President Trump’s Cabinet member, Defense Secretary James Mattis recently paid a trip to two Asian countries, namely South Korea and Japan. Both countries have been uncertain about the U.S. attitude towards alliances because of President Trump suggestion that they should develop their own nuclear weapons to defend themselves during his campaign. Mattis’s trip is significant for both countries because of his guarantee that the U.S. is committed to defending South Korea and Japan, and as such, will not abandon these two countries. On the other hand, the Trump administration will press the allied countries to do more rather than solely dependent on the U.S. for support
During the two-day visit to Seoul, Secretary Mattis sent a strong message of support to a key U.S. ally facing an all-encompassing domestic political crisis, which at the same time, is facing a growing threat from North Korea’s expanding nuclear and missile arsenal. In order to effectively defend South Korea, Mattis pushed to deploy an antimissile system known as THAAD, short for Terminal High Altitude Area Defense, which would be used to intercept North Korea’s medium-range missiles. THAAD has been a security concern in both China and Russia which believe THAAD deployment on the Korea Peninsula will threaten the mainland’s national security interests.

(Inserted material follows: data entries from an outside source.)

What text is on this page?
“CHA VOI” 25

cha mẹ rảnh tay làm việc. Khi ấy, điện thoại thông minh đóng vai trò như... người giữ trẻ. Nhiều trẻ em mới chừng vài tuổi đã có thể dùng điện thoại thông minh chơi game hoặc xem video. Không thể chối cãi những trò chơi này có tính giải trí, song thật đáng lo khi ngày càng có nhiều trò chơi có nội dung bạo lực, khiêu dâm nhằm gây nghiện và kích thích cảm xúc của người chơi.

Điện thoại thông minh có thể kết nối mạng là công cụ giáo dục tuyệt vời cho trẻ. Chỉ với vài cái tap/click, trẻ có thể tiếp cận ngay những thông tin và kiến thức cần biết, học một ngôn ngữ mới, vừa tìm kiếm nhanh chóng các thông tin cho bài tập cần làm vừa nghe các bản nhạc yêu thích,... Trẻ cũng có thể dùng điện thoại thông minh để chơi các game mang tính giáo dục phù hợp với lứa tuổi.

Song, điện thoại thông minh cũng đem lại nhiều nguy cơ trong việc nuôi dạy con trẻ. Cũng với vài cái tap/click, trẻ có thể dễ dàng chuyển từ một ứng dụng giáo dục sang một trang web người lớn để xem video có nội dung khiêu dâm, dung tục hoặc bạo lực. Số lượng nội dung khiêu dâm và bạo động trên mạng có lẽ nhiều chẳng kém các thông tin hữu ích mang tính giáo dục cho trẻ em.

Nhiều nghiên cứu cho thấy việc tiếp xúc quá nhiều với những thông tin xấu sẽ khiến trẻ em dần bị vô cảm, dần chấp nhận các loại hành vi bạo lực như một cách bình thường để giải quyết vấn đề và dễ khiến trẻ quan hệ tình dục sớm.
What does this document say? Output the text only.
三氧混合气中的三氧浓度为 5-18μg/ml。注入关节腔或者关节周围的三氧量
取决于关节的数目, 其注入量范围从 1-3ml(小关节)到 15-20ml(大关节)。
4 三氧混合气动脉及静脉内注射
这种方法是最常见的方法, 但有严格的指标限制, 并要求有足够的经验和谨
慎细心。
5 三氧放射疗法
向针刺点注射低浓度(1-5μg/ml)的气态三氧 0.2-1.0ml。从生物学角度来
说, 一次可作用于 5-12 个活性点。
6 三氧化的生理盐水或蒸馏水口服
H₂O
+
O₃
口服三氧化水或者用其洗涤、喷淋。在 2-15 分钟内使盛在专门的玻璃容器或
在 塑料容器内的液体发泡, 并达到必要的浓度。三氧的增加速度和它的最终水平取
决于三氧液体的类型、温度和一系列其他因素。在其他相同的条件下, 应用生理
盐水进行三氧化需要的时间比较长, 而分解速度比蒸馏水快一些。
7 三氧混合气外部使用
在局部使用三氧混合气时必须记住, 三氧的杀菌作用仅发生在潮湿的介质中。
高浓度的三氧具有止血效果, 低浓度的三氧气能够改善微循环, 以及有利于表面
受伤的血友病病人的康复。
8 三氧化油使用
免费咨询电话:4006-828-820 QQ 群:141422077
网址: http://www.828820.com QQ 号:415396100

As well, tensions with China have been deeply rooted in U.S.-Japan bilateral relations for ages. During the visit in Tokyo, Mattis reaffirmed the American defense commitment, specifically, Article Five of the U.S.–Japan Security Treaty applies to the Senkakus – islands that China covets and which past U.S. administrations have agreed to help defend.
However, surprisingly, when Mattis talked about the South China Sea dispute, he expressed that the military should not be the top choice, but rather, that it is the diplomats who should be carrying the ball. Mattis praised Japan as “a model of cost sharing,” but he might use the opportunity to urge the Abe administration not to lose momentum on base realignment in Okinawa, where local officials, activists, and outside agitators have sought to prevent construction of a replacement facility that would shift Marine Corps Air Station Futenma from a crowded downtown area to a safer, more remote location.
This is a reassurance trip for Mattis, who clearly explained Trump’s alliance policy with South Korea and Japan, which the U.S will not leave the Asia-Pacific region to fend for itself. But at the same time, the U.S. wants allies to do more in support of themselves instead of relying on U.S. intervention.
This trip, however, has raised China’s dissatisfaction. Chinese foreign ministry spokesman Lu Kang accused Mattis of jeopardizing regional stability, saying in a statement, “We urge the US to take a responsible attitude, stop making wrong remarks on the issue involving the Diaoyu islands’ sovereignty, and avoid making the issue more complicated… bringing instability to the regional situation.”